Au début du XIXème siècle, Paris manque de lieux de sépulture. L’application tardive de la loi de 1765 qui interdit les cimetières en ville a conduit à la fermeture du cimetière des Innocents le 1er décembre 1780, et du cimetière Saint Joseph en 1796. Le 21 février 1801, le premier préfet de la Seine Nicolas Frochot (1761-1828) valide par arrêté la création de trois nouveaux grands cimetières, au nord le cimetière de Montmartre, au sud de Montparnasse, à l’est du Père Lachaise. La Ville de Paris se porte acquéreuse de l’ancienne propriété de François d'Aix de La Chaise (1624-1709), père jésuite, confesseur du roi Louis XIV durant trente-quatre années. Les dix-sept hectares de Mont-Louis sont consacrés à la création du cimetière de l'Est. L’architecte néo-classique Alexandre-Théodore Brongniart (1739-1813) dessine les plans. Il s’inspire des jardins à l’anglaise, avec bosquets et avenues, trace des contre-allées sinueuses et imagine des monuments funéraires ouvragés à la manière des fabriques.
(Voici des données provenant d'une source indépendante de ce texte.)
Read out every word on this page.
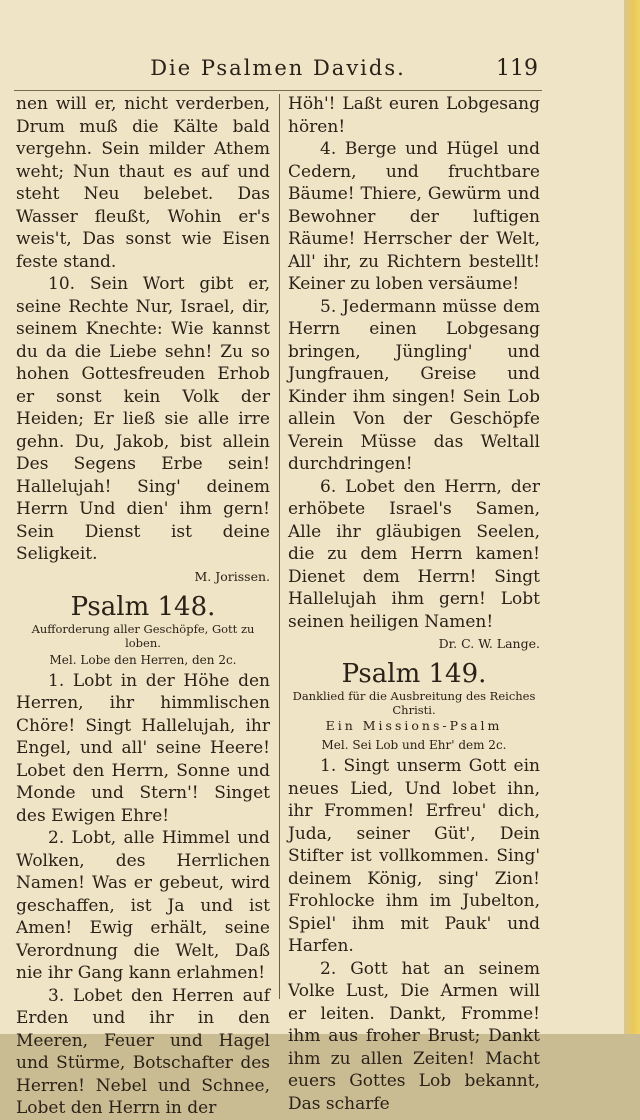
Die Psalmen Davids.	119

nen will er, nicht verderben, Drum muß die Kälte bald vergehn. Sein milder Athem weht; Nun thaut es auf und steht Neu belebet. Das Wasser fleußt, Wohin er's weis't, Das sonst wie Eisen feste stand.

10. Sein Wort gibt er, seine Rechte Nur, Israel, dir, seinem Knechte: Wie kannst du da die Liebe sehn! Zu so hohen Gottesfreuden Erhob er sonst kein Volk der Heiden; Er ließ sie alle irre gehn. Du, Jakob, bist allein Des Segens Erbe sein! Hallelujah! Sing' deinem Herrn Und dien' ihm gern! Sein Dienst ist deine Seligkeit.

M. Jorissen.

Psalm 148.

Aufforderung aller Geschöpfe, Gott zu loben.

Mel. Lobe den Herren, den 2c.

1. Lobt in der Höhe den Herren, ihr himmlischen Chöre! Singt Hallelujah, ihr Engel, und all' seine Heere! Lobet den Herrn, Sonne und Monde und Stern'! Singet des Ewigen Ehre!

2. Lobt, alle Himmel und Wolken, des Herrlichen Namen! Was er gebeut, wird geschaffen, ist Ja und ist Amen! Ewig erhält, seine Verordnung die Welt, Daß nie ihr Gang kann erlahmen!

3. Lobet den Herren auf Erden und ihr in den Meeren, Feuer und Hagel und Stürme, Botschafter des Herren! Nebel und Schnee, Lobet den Herrn in der

Höh'! Laßt euren Lobgesang hören!

4. Berge und Hügel und Cedern, und fruchtbare Bäume! Thiere, Gewürm und Bewohner der luftigen Räume! Herrscher der Welt, All' ihr, zu Richtern bestellt! Keiner zu loben versäume!

5. Jedermann müsse dem Herrn einen Lobgesang bringen, Jüngling' und Jungfrauen, Greise und Kinder ihm singen! Sein Lob allein Von der Geschöpfe Verein Müsse das Weltall durchdringen!

6. Lobet den Herrn, der erhöbete Israel's Samen, Alle ihr gläubigen Seelen, die zu dem Herrn kamen! Dienet dem Herrn! Singt Hallelujah ihm gern! Lobt seinen heiligen Namen!

Dr. C. W. Lange.

Psalm 149.

Danklied für die Ausbreitung des Reiches Christi.

Ein Missions-Psalm

Mel. Sei Lob und Ehr' dem 2c.

1. Singt unserm Gott ein neues Lied, Und lobet ihn, ihr Frommen! Erfreu' dich, Juda, seiner Güt', Dein Stifter ist vollkommen. Sing' deinem König, sing' Zion! Frohlocke ihm im Jubelton, Spiel' ihm mit Pauk' und Harfen.

2. Gott hat an seinem Volke Lust, Die Armen will er leiten. Dankt, Fromme! ihm aus froher Brust; Dankt ihm zu allen Zeiten! Macht euers Gottes Lob bekannt, Das scharfe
Pourtant le nouveau cimetière du Père Lachaise officiellement inauguré le 21 mai 1804 ne connaît pas le succès attendu. En 1815, dix ans après son ouverture, il ne compte que six-cent-trente-cinq inhumations. Le transfert en 1817 des sépultures de célébrités le tombeau d’Héloïse et Abélard ainsi que ceux de Molière (1622-1673) et de La Fontaine (1621-1695), devrait assurer son prestige et augmenter sa désirabilité. L’opération est un succès. Pourtant, il est avéré que ces sépultures toutes symboliques n’accueillent pas réellement les dépouilles des gloires défuntes.
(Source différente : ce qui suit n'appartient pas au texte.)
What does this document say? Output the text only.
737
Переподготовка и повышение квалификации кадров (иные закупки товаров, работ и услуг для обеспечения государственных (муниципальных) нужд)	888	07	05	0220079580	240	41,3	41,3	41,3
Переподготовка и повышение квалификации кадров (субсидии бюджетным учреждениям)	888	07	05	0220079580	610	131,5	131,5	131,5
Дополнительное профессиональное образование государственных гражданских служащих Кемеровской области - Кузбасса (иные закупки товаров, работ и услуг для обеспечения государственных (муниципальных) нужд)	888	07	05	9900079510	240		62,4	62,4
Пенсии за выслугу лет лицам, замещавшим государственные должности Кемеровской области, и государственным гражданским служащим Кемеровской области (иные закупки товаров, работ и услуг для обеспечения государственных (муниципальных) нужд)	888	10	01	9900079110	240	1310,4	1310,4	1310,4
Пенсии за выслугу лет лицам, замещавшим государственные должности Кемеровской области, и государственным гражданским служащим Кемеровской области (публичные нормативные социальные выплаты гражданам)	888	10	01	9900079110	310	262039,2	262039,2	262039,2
Molière décède le 17 février 1673 à son domicile de la rue de Richelieu. Jean-Baptiste Poquelin excommunié du fait de sa profession de saltimbanque n’aurait pas le droit à une sépulture religieuse. L’intervention de Louis XIV auprès des autorités religieuses autorise un enterrement dans le cimetière Saint-Joseph relevant de la paroisse Saint Eustache à condition qu’il soit inhumé de nuit et sans aucune pompe. Les funérailles ont lieu le 21 février 1673. La sépulture officielle se trouve alors au pied de la croix centrale du cimetière. Pourtant selon certains registres paroissiaux, à la suite de cette inhumation particulière, la tombe aurait été déplacée à l’initiative du clergé de Saint Eustache. La dépouille de Molière aurait été ensevelie dans la partie non consacrée du cimetière, le carré des suicidés et des enfants mort-nés. Un doute subsiste concernant cette double sépulture.
Au cours de l’année 1792, les autorités révolutionnaires de la Convention décident de rendre hommage aux grands hommes de la Nation. Le 6 juillet, le père Fleury, vicaire de Saint Eustache est chargé d’exhumer au cimetière Saint Joseph la dépouille de Molière. Pour la retrouver, il se base sur la théorie de la double sépulture et prélève les restes présumés dans une tombe du carré non consacré. Le cercueil est exposé dans la chapelle Saint Joseph afin que tous puissent se recueillir devant. Le 21 novembre, Fleury fait ouvrir la sépulture voisine que de fausses informations attribuent à Jean de La Fontaine afin que ce dernier rejoigne Molière. Pourtant, les registres confirment que le fabuliste a été inhumé en 1695 au cimetière des Innocents. Il n’a jamais reposé à Saint Joseph.
Alors que l’identité des ossements n’est pas assurée, les sarcophages sont longtemps exposés dans la chapelle Saint Joseph. A la suite de sa démolition, ils rejoignent le deuxième étage du corps de garde qui la remplace. Quelques privilégiés s’octroient des passe-droits. Les cercueils ouverts, certains prélèvent des souvenirs macabres, des reliques littéraires. Les restes sont d’ailleurs probablement intervertis lors d’une manœuvre malheureuse. Le 7 mai 1799, les deux dépouilles rejoignent un lieu plus digne, le Musée des monuments française d’Alexandre Lenoir.
Le 6 mars 1817, les sépultures officielles de Molière et La Fontaine sont transférées au cimetière du Père Lachaise. Les cercueils présentés lors d’une messe à l’église de Saint Germain des Prés sont placés dans des sarcophages de la 25ème division. Ces prestigieux résidents reposent cependant plus certainement dans les catacombes où les ossements prélevés dans les cimetières des Innocents et de Saint Joseph à leur fermeture ont été déplacés.